In Iraq, Senator Joseph R. Biden Jr., a Delaware Democrat, said the American people are watching the election and post-election period closely, knowing that a harmonious and inclusive Iraqi government is a step toward bringing U.S. troops home. He issued what he said was a challenge to Iraqi politicians to rise above sectarian tensions and petty rivalries that hindered the formation of an interim government after January's vote and also surfaced later during the drafting of a national constitution.

"After the elections, [the American people] will be looking to see what's next. Will the country come together, or will it fall apart?" said Biden, after visiting a polling station in the southern city of Hillah. "Now the hard part of democracy comes. After you choose the leaders, are they going to be able to come together?"

The top U.S. commander in Iraq said yesterday that voter turnout in the largely Sunni province of Anbar "increased fairly substantially" over the October levels. Gen. George W. Casey also said he expects the insurgency will "gradually reduce as the root causes of the insurgency are addressed."

Even with yesterday's balloting, however, Casey predicted continued violence and political turmoil as Iraqis work to forge a new government. During the first six months of 2006, Casey said, he expected "fairly divisive" fights over amending the Iraqi constitution and the issue of federalism for Iraq's main ethnic groups.

Though final results won't be available for days, the election might well be remembered as one that cemented Iraq's new political status quo. A big Shiite religious bloc with clerical backing is likely to take the most seats. The Kurds, with at least 20 percent of the votes and seats, will maintain their grip on Kirkuk and on ministries in Baghdad.

Ayad Allawi, the great secular hope for U.S. and Iraqi liberals, is likely to dash expectations again by falling short in the popular vote. And the minority Sunnis, once they find that having a parliamentary platform won't mean they can simply boot out American troops, are likely to remain angry and resentful.

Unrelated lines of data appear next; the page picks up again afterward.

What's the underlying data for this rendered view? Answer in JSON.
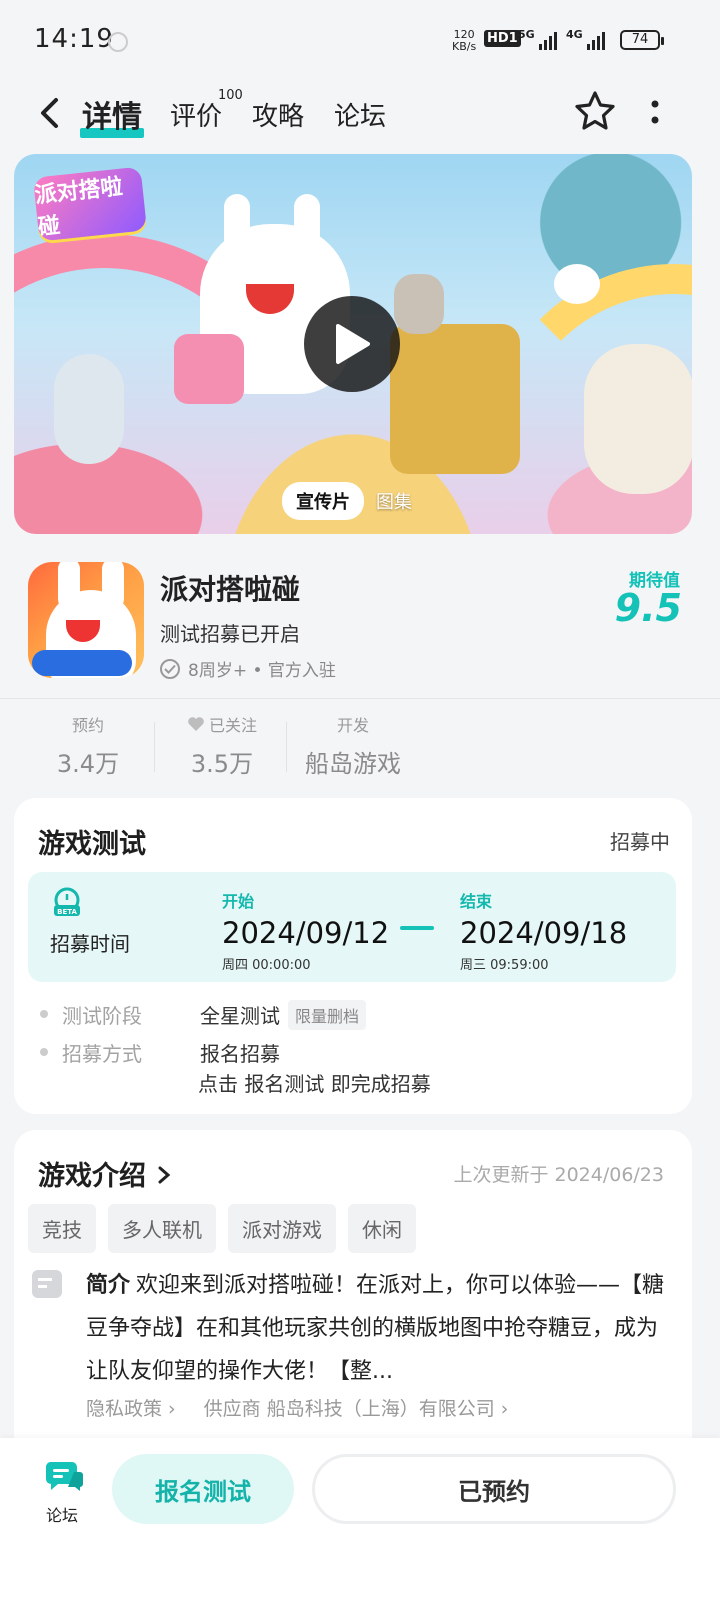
{
  "status_bar": {
    "time": "14:19",
    "net_speed_value": "120",
    "net_speed_unit": "KB/s",
    "hd_badge": "HD1",
    "signal1_label": "5G",
    "signal2_label": "4G",
    "battery": "74"
  },
  "nav": {
    "tabs": [
      {
        "label": "详情",
        "active": true
      },
      {
        "label": "评价",
        "badge": "100"
      },
      {
        "label": "攻略"
      },
      {
        "label": "论坛"
      }
    ]
  },
  "banner": {
    "logo_text": "派对搭啦碰",
    "media_tabs": [
      "宣传片",
      "图集"
    ]
  },
  "game": {
    "title": "派对搭啦碰",
    "subtitle": "测试招募已开启",
    "meta": "8周岁+ • 官方入驻",
    "expect_label": "期待值",
    "expect_score": "9.5"
  },
  "stats": [
    {
      "label": "预约",
      "value": "3.4万"
    },
    {
      "label": "已关注",
      "value": "3.5万"
    },
    {
      "label": "开发",
      "value": "船岛游戏"
    }
  ],
  "test_card": {
    "title": "游戏测试",
    "status": "招募中",
    "recruit_label": "招募时间",
    "start": {
      "head": "开始",
      "date": "2024/09/12",
      "sub": "周四  00:00:00"
    },
    "end": {
      "head": "结束",
      "date": "2024/09/18",
      "sub": "周三  09:59:00"
    },
    "phase_key": "测试阶段",
    "phase_value": "全星测试",
    "phase_chip": "限量删档",
    "method_key": "招募方式",
    "method_value": "报名招募",
    "method_note": "点击 报名测试 即完成招募"
  },
  "intro_card": {
    "title": "游戏介绍",
    "updated": "上次更新于 2024/06/23",
    "tags": [
      "竞技",
      "多人联机",
      "派对游戏",
      "休闲"
    ],
    "intro_label": "简介",
    "intro_text": "欢迎来到派对搭啦碰！在派对上，你可以体验——【糖豆争夺战】在和其他玩家共创的横版地图中抢夺糖豆，成为让队友仰望的操作大佬！【整...",
    "privacy": "隐私政策",
    "supplier": "供应商 船岛科技（上海）有限公司"
  },
  "bottom_bar": {
    "forum_label": "论坛",
    "signup_label": "报名测试",
    "reserved_label": "已预约"
  },
  "colors": {
    "accent": "#14c2b8",
    "accent_light": "#e5f8f7",
    "page_bg": "#f4f5f7"
  }
}
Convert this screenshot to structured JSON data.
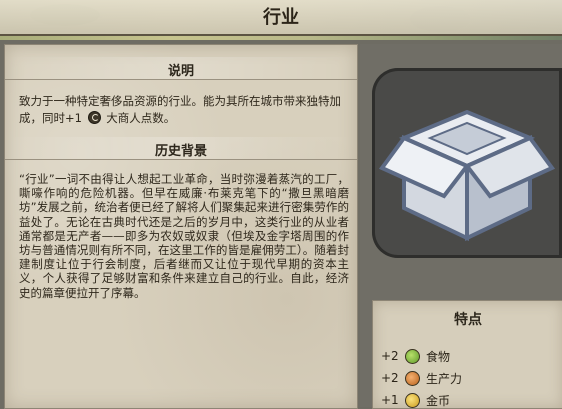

Election officials estimated that between 10 million and 11 million of Iraq's 15.5 million registered voters turned out, equal to or more than the turnout during the October constitutional referendum.

With a strong Iraqi government security presence, violence was low compared with the country's daily bloodshed. There were five known deaths caused by insurgent attacks. An attack on a polling site west of Kirkuk left two police officers dead after a 30-minute gunfight, a police official in the oil-rich northern city said. A roadside bomb near Baqouba northeast of Baghdad killed one and injured four.

Mortar shells killed a civilian, and additional mortar rounds fell on the capital and Mosul, injuring several people, including a 7-year-old girl in Baghdad's Sadr City neighborhood. A school guard in Mosul was also killed in an insurgent attack yesterday.